The incredulity in her voice was not feigned. He frowned. “I
could say you brought it on yourself, but I won’t. I can promise that you will
be completely safe if you will agree to a truce.”
She sent him a look of scorn. “And I’m to take your word for
that?”
“I assure you,” he said softly, his grip tightening on the
knife he held until his knuckles gleamed white, “that you need nothing more.”
Kelly felt her nerves tighten as she recognized the thread
of danger in his tone. Once before she had dared to doubt his word. It seemed
he did not take such slurs lightly. “For how long?”
“Until the end of the week.”
“Couldn’t you wind up whatever it is that you are doing
before then, and let me have the last few days of my time off in peace?”
“I’m afraid not.”
She should have known. Despite the firm sound of his voice
just now, he had mentioned, when he was talking to the guard, the possibility
of it being as much as two weeks before the payoff came. A frown between her
eyes, she took up the bacon and set it to drain on the paper towel. Cracking
eggs into the hot fat, she said, “There’re still a few things I don’t
understand.”
“Is it necessary that you should?”
“You would prefer that I take things on faith, as if you
were God?”
He let his breath out slowly. “I’m sure it’s too much to expect,
but it would be convenient.”
He stepped to slide the toast under the broiler. As he
straightened, the light from the window over the sink slanted across the planes
of his face with sharp clarity, highlighting the small split in the smooth line
of his upper lip, and the long, raw-looking mark of a nail burn down his neck.
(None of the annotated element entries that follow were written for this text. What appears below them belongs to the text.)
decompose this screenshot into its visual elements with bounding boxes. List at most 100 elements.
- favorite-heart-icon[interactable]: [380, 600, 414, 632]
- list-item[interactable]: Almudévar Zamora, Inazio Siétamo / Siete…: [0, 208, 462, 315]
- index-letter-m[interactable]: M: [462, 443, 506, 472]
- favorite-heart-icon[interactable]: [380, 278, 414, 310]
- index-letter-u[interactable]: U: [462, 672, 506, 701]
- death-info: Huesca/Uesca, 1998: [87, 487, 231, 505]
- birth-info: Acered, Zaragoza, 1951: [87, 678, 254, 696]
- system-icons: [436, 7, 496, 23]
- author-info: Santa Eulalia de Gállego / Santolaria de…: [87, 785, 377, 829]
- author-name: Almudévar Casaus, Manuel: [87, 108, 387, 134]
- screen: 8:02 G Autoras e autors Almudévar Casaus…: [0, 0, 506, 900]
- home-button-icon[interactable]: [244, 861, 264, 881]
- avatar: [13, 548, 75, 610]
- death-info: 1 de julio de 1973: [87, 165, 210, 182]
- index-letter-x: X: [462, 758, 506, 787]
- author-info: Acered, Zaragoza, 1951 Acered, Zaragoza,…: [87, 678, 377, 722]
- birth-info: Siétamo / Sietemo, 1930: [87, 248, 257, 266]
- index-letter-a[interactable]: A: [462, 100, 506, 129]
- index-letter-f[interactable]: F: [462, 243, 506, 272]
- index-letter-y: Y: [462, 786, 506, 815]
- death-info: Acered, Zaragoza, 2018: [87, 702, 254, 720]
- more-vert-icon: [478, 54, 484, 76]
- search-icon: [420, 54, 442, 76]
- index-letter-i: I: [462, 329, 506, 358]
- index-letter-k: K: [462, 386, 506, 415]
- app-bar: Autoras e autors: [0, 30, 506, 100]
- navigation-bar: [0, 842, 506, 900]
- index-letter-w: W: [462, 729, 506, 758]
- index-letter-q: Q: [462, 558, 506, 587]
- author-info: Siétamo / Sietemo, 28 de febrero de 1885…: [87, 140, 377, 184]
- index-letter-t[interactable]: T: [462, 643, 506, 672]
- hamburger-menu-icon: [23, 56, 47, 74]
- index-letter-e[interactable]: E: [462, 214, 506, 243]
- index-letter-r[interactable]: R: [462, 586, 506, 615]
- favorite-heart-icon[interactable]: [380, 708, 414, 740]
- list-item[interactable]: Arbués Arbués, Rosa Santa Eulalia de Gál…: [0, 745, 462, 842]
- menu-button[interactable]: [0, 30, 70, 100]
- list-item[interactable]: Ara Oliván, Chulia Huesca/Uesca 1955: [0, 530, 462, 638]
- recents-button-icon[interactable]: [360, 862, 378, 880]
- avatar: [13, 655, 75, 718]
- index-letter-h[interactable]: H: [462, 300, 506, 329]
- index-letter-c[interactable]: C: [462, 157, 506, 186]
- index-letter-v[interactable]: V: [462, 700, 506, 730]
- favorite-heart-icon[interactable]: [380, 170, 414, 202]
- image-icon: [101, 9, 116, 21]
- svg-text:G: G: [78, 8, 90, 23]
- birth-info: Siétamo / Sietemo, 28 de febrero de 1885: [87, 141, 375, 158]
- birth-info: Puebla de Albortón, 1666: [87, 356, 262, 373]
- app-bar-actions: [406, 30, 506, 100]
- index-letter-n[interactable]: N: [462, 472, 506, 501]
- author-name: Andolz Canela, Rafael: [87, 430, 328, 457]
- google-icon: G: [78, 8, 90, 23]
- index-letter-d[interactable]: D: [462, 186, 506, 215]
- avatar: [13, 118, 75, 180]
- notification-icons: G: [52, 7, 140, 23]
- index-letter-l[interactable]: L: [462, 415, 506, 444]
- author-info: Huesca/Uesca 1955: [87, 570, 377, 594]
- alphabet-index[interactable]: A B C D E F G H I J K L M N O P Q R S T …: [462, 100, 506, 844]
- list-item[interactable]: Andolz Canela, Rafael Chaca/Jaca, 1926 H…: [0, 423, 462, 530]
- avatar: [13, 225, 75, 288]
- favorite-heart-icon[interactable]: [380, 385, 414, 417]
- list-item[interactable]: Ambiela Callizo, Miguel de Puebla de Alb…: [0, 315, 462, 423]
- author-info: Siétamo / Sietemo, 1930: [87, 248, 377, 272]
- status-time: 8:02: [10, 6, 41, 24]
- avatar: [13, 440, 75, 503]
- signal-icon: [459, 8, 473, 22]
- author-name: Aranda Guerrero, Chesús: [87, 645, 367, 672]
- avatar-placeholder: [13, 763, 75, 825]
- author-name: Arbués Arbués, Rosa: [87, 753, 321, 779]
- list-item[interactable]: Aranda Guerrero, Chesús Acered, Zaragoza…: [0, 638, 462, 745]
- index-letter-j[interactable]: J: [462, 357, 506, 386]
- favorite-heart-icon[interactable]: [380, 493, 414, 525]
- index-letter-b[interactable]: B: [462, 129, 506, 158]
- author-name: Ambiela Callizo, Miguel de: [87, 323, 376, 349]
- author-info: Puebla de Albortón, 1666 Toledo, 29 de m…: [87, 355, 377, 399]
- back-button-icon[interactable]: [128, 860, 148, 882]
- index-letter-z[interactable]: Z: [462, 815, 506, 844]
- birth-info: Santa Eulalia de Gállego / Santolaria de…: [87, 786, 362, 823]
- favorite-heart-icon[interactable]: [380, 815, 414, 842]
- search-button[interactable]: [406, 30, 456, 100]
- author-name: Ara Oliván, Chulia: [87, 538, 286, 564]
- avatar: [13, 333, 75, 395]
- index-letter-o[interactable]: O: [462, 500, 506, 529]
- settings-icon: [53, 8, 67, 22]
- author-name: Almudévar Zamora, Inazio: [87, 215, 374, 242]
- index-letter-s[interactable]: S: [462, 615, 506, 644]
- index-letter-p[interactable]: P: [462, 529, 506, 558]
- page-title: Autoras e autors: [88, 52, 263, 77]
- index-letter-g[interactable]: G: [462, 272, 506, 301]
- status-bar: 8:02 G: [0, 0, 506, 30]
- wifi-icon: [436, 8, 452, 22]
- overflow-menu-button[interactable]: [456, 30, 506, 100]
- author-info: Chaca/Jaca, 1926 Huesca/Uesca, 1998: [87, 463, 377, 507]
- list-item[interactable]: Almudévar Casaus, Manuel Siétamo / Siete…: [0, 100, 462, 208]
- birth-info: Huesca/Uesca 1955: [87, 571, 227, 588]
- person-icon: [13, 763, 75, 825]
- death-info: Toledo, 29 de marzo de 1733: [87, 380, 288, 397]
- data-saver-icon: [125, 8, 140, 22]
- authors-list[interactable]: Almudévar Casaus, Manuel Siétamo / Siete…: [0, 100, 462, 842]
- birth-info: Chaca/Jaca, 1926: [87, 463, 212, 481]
The sight of the damage she had inflicted gave her no joy, though it did have
the effect of making her lose track, temporarily, of what she had been saying.
She did not speak again until they were seated at the
breakfast table. The savory smell of the bacon and hot buttered toast was
usually enough to spark her appetite, but this morning all she could do was
push the food around on her plate. Charles’s appreciation of his breakfast was
unimpaired. He ate the two eggs she had cooked him with every sign of
enjoyment, then spread grape jelly on the remaining pieces of toast, topping
them off with another cup of hot coffee.
She shot him a quick look from under her lashes. Choosing
her words carefully, she said, “If you won’t tell me who you are, can you at
least tell me where you come from?”
“There’s nothing mysterious about that,” he said after a
moment. “I’m from south Louisiana, just above New Orleans to be exact.”
She had thought as much. “Your accent, then, is —”
“French Creole, which means —”
“I know. Of French descent born in a foreign country,
foreign to France, that is.”
“Good for you. Most people seem to think it has something to
do with mixed heritage, mixed blood. Nothing could be further from the truth.”